The teachers hate it when Dave talks back to them.
So, in the end, I would suggest that you try to learn this kind of language as a chunk of vocabulary and choose not to be too distracted by the vocabulary.
So, try to notice all the phrasal verbs in this paragraph.
“I’m just checking in on you. Just thought I’d drop in on you, just to see how you’re getting on with the project. I’m really glad to see you working hard on this one. It’s exactly the sort of thing we need to do in order to keep ahead of the competition. Make sure you keep copying me in on all the email correspondence with the clients and suppliers so that I can keep up to date with all the work that you’re doing, while I sit in my office smoking a cigar and watching the cricket, ok?”
You’ll see that written on the page for this episode. Try to learn them and add them to your active vocabulary.
I haven’t done one of those episodes for months. The reason is that it’s hard to get back into the habit, and because there isn’t enough incentive for me to keep doing them.

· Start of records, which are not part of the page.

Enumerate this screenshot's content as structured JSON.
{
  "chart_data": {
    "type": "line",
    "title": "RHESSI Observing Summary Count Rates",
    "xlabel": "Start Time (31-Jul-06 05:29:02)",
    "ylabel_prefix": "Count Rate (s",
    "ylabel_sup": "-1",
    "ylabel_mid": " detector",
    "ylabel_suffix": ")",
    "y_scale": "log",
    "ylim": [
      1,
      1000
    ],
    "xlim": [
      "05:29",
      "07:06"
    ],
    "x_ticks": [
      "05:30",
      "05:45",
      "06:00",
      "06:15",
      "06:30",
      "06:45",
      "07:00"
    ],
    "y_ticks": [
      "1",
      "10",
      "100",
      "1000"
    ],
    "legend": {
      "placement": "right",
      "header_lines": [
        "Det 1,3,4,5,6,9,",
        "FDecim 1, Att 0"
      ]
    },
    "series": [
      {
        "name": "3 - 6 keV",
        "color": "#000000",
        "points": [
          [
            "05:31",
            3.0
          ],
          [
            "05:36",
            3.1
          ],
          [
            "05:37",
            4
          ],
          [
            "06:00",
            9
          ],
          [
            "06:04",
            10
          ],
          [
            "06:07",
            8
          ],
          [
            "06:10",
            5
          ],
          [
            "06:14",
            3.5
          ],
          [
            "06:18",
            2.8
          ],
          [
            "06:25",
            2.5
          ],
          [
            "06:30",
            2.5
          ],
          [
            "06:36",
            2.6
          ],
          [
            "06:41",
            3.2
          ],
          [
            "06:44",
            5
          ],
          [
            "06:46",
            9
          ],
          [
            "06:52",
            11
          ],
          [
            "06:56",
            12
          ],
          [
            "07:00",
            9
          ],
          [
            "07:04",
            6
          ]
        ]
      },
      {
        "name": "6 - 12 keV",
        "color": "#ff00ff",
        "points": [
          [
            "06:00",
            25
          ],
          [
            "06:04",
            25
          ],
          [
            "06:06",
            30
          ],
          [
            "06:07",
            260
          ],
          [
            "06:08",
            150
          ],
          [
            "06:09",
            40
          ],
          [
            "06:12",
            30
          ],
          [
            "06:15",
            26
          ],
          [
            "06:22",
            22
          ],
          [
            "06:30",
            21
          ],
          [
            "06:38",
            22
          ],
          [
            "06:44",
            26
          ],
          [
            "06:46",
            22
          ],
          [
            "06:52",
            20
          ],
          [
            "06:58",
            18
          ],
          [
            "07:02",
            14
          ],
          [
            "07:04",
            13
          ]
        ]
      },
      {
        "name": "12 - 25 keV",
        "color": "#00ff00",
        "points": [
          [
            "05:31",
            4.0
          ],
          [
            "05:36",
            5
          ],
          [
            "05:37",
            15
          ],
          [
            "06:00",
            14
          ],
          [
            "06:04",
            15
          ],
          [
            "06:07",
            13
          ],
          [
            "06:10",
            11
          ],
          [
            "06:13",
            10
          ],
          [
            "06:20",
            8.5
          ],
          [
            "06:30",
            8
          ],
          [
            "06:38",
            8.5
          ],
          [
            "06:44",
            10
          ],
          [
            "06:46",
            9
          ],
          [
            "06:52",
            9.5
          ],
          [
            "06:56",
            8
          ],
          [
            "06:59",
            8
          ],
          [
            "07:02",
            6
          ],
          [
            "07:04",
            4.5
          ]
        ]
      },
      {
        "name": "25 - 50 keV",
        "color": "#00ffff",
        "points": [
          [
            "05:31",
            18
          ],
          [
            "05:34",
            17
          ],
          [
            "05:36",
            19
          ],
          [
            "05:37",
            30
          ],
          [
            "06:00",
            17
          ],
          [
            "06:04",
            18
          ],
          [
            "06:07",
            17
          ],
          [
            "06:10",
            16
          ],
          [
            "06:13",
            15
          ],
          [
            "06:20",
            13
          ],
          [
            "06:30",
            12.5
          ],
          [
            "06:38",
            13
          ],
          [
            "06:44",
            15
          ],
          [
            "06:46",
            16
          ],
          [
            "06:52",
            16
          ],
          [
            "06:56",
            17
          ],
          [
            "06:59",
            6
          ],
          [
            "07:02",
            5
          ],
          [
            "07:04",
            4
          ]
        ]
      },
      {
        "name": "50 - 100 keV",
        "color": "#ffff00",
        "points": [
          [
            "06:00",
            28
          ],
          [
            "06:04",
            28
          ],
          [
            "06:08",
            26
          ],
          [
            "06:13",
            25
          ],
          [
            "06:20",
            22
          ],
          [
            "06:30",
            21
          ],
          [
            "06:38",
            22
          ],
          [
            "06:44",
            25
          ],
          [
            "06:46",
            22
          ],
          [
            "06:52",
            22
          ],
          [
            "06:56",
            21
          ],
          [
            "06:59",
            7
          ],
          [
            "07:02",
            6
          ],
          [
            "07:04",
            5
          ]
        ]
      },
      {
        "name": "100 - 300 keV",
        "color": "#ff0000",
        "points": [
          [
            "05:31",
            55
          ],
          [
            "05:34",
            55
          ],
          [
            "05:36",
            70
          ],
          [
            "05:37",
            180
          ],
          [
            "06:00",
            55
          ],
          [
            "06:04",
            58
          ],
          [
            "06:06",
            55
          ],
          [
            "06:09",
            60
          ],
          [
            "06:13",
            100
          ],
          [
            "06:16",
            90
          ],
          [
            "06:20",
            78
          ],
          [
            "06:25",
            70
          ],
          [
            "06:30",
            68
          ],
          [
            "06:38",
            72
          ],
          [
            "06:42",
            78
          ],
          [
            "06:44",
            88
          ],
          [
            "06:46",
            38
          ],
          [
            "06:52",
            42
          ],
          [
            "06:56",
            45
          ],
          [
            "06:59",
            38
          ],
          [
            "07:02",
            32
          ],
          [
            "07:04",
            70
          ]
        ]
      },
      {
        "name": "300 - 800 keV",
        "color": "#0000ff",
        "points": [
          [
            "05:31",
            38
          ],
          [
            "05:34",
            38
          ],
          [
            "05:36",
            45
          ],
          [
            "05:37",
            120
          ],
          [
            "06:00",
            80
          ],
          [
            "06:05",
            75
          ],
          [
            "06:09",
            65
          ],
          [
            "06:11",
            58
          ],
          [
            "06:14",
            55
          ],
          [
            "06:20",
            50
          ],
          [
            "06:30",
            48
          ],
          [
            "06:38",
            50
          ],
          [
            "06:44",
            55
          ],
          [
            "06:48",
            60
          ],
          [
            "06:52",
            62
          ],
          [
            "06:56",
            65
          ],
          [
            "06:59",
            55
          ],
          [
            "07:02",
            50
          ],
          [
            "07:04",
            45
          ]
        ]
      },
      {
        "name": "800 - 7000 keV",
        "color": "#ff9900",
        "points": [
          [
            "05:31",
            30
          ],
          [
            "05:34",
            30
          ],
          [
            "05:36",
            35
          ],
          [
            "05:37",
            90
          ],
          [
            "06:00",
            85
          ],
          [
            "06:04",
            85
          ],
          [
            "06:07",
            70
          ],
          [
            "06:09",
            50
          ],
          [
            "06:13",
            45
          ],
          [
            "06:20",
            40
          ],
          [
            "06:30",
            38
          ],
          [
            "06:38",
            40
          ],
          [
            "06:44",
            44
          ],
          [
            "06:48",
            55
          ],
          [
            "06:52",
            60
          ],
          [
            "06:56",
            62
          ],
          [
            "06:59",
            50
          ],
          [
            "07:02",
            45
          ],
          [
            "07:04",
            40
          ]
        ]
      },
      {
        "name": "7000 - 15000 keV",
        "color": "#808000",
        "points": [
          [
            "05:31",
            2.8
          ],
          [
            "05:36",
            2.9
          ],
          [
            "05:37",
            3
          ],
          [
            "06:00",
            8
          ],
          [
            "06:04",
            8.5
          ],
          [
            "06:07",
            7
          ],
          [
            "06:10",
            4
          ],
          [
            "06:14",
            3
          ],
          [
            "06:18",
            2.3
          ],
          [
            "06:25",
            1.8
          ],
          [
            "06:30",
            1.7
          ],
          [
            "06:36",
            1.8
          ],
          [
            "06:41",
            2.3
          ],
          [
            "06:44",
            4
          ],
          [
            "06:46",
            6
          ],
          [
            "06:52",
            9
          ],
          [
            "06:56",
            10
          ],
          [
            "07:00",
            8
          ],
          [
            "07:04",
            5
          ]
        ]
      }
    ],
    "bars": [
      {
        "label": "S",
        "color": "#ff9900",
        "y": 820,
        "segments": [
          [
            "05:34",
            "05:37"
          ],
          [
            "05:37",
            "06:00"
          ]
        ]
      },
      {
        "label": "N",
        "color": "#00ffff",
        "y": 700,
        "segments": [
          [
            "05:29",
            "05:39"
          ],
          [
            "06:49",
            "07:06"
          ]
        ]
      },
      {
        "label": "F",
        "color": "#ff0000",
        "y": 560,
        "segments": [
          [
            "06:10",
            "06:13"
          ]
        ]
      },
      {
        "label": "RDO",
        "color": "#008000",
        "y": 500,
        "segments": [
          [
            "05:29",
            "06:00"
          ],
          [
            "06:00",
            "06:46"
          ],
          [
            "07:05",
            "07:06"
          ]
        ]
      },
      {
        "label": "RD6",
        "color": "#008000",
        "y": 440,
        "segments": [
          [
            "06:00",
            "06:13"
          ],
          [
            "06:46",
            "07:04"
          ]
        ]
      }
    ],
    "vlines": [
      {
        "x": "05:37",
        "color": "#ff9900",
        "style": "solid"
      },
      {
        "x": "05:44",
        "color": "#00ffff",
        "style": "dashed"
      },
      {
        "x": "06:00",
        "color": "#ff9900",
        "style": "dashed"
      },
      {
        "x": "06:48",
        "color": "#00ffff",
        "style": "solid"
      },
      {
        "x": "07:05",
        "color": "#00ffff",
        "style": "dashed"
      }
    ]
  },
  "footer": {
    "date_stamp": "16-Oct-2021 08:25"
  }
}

Hi I’ve started listening to your phrasal verb podcast. I found that It is the perfect content to study by myself since I can use phrasal verbs in my real life right after listening to it. I can rather easily find written version of phrasal verb list but actually listening to your explanation is better for me to understand and memorize it.
Though It’s a shame that you couldn’t reach your goal, which is making 365 list of it. but I also understand It will be very hard for you to carry on this without any sponsorship. I actually think this content is worth to pay, you might want to publish it through another platform.
Thank you again^^
DY from Korea.
Even though episodes are short, it does take quite a lot of time – I have to create lots of pages on my site, manage transcripts for each one, and it’s taking time and I have to wonder what’s in it for me?